Réédition de « Les balles du 14 juillet 1953 » par Daniel Kupferstein

Les éditions du Croquant rééditent ce livre important de Daniel Kupferstein, d’abord paru à La Découverte en 2017 et qui était épuisé, sur la tuerie par la police parisienne de sept manifestants, dont six Algériens indépendantistes et un responsable syndical français, place de la Nation, des mois avant le début de la guerre d’indépendance.

Editions du Croquant, 252 pages, 18 €.

Présentation de l’éditeur

Le 14 juillet 1953, la gauche communiste et syndicale célèbre, comme c’était alors la tradition, la fête nationale par une manifestation à Paris.

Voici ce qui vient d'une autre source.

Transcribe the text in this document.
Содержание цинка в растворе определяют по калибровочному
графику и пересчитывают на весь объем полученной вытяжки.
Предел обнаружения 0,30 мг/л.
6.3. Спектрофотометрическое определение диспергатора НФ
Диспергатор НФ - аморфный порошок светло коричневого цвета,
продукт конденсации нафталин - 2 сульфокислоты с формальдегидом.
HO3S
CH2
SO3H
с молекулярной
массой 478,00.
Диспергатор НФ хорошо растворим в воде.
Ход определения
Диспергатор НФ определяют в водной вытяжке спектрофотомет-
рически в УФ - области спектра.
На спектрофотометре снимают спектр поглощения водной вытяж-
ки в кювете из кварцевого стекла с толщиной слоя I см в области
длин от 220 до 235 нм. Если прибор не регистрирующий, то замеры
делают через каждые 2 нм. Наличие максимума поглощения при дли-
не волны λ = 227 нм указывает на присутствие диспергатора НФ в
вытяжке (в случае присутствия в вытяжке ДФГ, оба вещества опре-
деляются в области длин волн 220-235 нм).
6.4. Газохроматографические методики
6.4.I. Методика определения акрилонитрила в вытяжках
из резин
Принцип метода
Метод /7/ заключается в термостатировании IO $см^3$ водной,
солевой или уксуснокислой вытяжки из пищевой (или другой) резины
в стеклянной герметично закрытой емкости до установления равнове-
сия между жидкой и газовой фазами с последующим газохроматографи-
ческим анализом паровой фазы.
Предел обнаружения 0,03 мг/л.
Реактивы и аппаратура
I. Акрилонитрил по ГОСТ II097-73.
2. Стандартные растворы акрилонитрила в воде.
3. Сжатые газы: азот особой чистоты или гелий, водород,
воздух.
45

Y participent, à la fin du cortège, plusieurs milliers de militants du Mouvement pour le triomphe des libertés démocratiques (MTLD), le parti nationaliste algérien. Quand ils arrivent à la Nation, des heurts se produisent et les policiers tirent froidement sur les manifestants algériens. Six d’entre eux sont tués, ainsi qu’un militant de la CGT. Et on compte des dizaines de blessés.

Pendant un demi-siècle, ce drame va être effacé des mémoires et des représentations, en France comme en Algérie. Pour comprendre les raisons de cette amnésie et faire connaître les circonstances de l’événement, Daniel Kupferstein a conduit une longue enquête, pendant quatre ans. Elle lui a permis de réaliser en 2014 un film que ce livre prolonge et complète. On y découvrira les témoignages de beaucoup d’acteurs de l’époque, ainsi que les ressorts de l’incroyable mensonge d’État qui a permis d’occulter ce massacre. Et on comprendra le rôle essentiel de « déclic » joué par ce dernier dans le déclenchement par le FLN de la guerre de libération en 1954.


Préface

De nos combats contre la falsification du passé à nos défis d’aujourd’hui

par Gilles Manceron

La répression, le 14 juillet 1953, du cortège des Algériens place de la Nation n’est pas le seul épisode dramatique de notre histoire coloniale à avoir été occulté dans la mémoire commune de la France. Il a fallu plus de vingt ans pour que celle du 17 octobre 1961, avec ses centaines de morts en plein Paris, cesse de faire l’objet d’un bilan officiel mensonger de deux morts algériens et qu’il apparaisse dans sa réalité : la répression la plus meurtrière d’une manifestation pacifique dans toute l’histoire contemporaine de l’Europe occidentale. Ce n’est qu’à la fin des années 1980 que, grâce aux premières commémorations militantes qui ont suivi les Marches pour l’égalité de 1983 et 1984, au roman policier de Didier Daeninckx, Meurtre pour mémoire, et aux livres du chercheur indépendant Jean-Luc Einaudi, ce drame a cessé d’être nié dans le discours des autorités officielles et a commencé à s’inscrire dans la mémoire collective.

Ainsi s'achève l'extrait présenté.